Sunday, February 21, 2010

What a funny place to rupture!

Chickadees, my heart is full tonight. It's a strange period of new beginnings - my computer died, due to the strike of an electronics atom bomb of sorts (i.e. I dropped my digital camera INTO a cup of coffee, spilling a large quantity of coffee onto my laptop, phone, and ipod) and I lost most of my photographs of the last five years, and all of my music. Seems appropriate -- it's time for reassessment, to let go of some memories that I keep replaying, which I've already written poems about, so at this point it's just pointless masochism. Here to celebrate a time of change is a stunning poem by Frank O'Hara, re-posted from my dear Matthew Siegel's blog :


MAYAKOVSKY

1
My heart's aflutter!
I am standing in the bath tub
crying. Mother, mother
who am I? If he
will just come back once
and kiss me on the face
his coarse hair brush
my temple, it's throbbing!

then I can put on my clothes
I guess, and walk the streets.

2
I love you. I love you,
but I'm turning to my verses
and my heart is closing
like a fist.

Words! be
sick as I am sick, swoon,
roll back your eyes, a pool,

and I'll stare down
at my wounded beauty
which at best is only a talent
for poetry.

Cannot please, cannot charm or win
what a poet!
and the clear water is thick

with bloody blows on its head.
I embraced a cloud,
but when I soared
it rained.

3
That's funny! there's blood on my chest
oh yes, I've been carrying bricks
what a funny place to rupture!
and now it is raining on the ailanthus
as I step out onto the window ledge
the tracks below me are smoky and
glistening with a passion for running
I leap into the leaves, green like the sea

4
Now I am quietly waiting for
the catastrophe of my personality
to seem beautiful again,
and interesting, and modern.

The country is grey and
brown and white in trees,
snows and skies of laughter
always diminishing, less funny
not just darker, not just grey.

It may be the coldest day of
the year, what does he think of
that? I mean, what do I? And if I do,
perhaps I am myself again.


FRANK O'HARA

2 comments:

Elisabeth said...

Oh dear, I can't think of much worse in the practical stakes than to lose your photos and lose your work all in the spillage of a cup of coffee, or rather into a cup of coffee.

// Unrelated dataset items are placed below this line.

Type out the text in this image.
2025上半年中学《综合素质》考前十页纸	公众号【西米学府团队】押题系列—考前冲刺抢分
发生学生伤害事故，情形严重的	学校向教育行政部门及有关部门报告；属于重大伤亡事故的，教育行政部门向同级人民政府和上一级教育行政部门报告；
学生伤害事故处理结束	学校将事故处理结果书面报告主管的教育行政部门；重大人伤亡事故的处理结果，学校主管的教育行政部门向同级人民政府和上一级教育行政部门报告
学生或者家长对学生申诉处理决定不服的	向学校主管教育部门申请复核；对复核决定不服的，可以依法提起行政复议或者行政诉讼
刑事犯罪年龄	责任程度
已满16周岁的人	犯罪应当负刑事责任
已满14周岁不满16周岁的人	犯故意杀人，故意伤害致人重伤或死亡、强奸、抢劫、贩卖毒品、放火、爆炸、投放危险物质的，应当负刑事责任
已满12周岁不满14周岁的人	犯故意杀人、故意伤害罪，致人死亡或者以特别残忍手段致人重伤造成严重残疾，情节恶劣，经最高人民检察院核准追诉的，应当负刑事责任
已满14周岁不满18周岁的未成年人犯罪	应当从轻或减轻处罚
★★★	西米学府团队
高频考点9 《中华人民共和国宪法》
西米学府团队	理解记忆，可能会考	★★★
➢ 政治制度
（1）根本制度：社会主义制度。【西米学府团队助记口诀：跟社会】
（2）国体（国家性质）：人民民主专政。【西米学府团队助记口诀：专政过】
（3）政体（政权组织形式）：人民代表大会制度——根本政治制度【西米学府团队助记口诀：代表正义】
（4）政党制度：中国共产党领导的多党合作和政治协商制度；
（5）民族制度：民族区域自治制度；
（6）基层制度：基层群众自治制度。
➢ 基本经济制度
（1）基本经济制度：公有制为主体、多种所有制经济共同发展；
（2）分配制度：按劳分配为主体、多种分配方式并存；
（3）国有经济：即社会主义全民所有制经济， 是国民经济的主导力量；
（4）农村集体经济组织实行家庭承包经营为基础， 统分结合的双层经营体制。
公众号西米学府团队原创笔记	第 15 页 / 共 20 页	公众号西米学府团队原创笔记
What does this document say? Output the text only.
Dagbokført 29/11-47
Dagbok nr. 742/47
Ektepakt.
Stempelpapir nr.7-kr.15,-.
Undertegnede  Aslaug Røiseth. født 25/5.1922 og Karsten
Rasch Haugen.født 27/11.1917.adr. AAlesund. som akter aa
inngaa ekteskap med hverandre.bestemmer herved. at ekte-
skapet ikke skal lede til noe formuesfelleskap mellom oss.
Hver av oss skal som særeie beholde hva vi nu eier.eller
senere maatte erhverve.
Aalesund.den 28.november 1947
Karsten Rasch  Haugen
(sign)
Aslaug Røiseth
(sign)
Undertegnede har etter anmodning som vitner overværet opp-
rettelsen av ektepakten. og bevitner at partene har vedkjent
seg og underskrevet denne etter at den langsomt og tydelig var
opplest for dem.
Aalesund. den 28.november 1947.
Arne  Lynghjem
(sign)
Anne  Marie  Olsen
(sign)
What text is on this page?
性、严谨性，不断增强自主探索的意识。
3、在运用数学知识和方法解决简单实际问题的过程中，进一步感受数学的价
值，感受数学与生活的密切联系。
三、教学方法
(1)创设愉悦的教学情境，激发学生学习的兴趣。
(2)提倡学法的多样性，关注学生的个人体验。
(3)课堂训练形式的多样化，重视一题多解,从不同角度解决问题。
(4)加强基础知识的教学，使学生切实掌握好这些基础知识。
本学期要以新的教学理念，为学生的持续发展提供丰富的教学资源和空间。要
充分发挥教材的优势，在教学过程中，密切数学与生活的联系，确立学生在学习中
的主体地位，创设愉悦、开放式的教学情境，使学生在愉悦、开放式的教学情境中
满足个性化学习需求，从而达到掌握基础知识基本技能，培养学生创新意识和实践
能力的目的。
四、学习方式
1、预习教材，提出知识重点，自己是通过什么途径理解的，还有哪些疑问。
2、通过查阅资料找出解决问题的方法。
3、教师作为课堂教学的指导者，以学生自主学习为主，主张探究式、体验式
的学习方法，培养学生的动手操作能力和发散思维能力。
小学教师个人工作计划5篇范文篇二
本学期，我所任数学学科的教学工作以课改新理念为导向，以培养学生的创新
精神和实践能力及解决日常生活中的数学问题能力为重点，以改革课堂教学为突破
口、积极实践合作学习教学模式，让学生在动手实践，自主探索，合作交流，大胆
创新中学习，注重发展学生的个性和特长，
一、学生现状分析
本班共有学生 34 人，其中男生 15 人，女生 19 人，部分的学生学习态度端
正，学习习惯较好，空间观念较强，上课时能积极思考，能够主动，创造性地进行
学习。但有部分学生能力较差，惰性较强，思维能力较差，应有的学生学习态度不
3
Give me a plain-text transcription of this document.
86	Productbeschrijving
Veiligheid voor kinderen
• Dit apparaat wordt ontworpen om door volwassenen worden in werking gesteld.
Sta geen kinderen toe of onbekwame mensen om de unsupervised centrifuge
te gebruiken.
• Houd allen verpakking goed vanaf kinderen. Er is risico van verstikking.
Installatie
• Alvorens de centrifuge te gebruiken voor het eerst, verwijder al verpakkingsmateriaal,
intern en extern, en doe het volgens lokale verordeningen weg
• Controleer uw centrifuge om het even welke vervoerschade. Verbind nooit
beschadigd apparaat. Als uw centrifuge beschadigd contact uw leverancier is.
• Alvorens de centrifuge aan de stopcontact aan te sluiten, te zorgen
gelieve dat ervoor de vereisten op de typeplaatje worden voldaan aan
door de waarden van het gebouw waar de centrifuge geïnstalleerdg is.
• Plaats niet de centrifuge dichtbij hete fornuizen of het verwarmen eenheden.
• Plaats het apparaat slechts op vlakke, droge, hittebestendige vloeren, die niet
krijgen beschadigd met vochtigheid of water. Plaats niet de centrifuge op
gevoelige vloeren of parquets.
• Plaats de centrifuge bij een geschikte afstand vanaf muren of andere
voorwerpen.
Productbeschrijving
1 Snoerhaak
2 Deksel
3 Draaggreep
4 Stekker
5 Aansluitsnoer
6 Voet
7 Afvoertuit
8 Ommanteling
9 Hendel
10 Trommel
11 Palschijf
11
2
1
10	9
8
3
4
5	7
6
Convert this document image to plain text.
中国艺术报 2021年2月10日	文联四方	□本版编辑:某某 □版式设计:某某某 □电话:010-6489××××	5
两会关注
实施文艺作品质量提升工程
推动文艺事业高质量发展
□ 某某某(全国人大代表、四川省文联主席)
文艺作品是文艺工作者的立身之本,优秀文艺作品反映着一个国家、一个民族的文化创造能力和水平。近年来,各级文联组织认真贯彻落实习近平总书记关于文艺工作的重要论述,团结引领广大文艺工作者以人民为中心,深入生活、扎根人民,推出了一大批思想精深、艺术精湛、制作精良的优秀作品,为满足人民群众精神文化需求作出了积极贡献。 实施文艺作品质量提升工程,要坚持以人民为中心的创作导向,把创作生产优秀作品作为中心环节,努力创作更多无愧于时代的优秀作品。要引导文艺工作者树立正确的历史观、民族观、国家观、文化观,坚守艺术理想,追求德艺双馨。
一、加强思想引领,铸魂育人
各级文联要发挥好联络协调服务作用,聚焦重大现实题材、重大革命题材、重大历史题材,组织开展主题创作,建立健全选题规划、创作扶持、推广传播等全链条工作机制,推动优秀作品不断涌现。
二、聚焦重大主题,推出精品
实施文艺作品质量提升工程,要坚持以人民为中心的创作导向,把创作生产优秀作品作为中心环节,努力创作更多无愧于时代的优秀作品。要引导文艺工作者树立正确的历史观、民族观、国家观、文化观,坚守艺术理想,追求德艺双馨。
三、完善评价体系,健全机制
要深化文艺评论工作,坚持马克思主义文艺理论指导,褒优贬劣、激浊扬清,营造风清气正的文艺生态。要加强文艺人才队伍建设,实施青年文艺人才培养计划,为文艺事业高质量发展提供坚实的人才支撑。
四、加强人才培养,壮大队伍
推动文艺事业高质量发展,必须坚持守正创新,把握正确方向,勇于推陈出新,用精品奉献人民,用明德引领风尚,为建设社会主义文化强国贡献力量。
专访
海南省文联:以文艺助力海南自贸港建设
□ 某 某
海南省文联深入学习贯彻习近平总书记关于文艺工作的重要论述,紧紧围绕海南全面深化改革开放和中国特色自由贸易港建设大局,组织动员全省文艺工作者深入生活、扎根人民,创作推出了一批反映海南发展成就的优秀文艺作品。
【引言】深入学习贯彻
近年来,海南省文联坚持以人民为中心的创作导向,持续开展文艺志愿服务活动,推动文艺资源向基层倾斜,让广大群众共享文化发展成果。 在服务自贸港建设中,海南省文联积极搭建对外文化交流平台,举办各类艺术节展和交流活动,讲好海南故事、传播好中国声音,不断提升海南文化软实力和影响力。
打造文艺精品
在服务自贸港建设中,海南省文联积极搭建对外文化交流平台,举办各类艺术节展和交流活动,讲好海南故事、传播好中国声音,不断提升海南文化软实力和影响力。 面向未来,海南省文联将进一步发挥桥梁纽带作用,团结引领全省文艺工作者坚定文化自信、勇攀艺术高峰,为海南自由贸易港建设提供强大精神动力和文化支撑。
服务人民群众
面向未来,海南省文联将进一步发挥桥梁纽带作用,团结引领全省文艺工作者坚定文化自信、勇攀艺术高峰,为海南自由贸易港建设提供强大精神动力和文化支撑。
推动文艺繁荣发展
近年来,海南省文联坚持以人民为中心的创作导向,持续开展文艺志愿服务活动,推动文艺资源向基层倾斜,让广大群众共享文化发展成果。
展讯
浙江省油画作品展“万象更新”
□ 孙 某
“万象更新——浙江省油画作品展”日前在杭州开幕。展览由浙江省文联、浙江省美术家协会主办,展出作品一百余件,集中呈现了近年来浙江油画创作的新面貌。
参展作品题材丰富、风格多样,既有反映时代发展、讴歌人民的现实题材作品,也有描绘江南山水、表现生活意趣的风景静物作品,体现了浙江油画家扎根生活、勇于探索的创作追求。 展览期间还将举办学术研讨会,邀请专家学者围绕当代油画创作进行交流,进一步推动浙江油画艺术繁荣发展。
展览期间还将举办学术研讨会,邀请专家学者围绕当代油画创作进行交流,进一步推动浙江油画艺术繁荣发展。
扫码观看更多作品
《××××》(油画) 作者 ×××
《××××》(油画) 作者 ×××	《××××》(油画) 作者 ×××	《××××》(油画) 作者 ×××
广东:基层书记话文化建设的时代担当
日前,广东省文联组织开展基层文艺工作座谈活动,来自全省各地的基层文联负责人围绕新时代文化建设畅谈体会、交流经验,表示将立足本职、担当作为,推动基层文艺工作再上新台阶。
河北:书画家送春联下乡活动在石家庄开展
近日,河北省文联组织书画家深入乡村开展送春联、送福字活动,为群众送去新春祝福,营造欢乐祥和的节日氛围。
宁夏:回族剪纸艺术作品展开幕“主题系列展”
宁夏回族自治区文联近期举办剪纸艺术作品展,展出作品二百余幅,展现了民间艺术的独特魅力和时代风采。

You sound quite sanguine now though I imagine you weren't at the time. O'Hara's poem is a joy in the circumstance. It seems to match perfectly the heart break of the moment.

I offer my commiserations. May it all be onwards and up from here on.

Robby said...

A beautiful poem. A really beautiful poem.
I try not to be dependent on technology. I have weird habits, like having to buy all of the books I read and other things similar to that. I'm a packrat, afraid to get rid of things.
Sometimes things just happen and we don't really have much of a choice.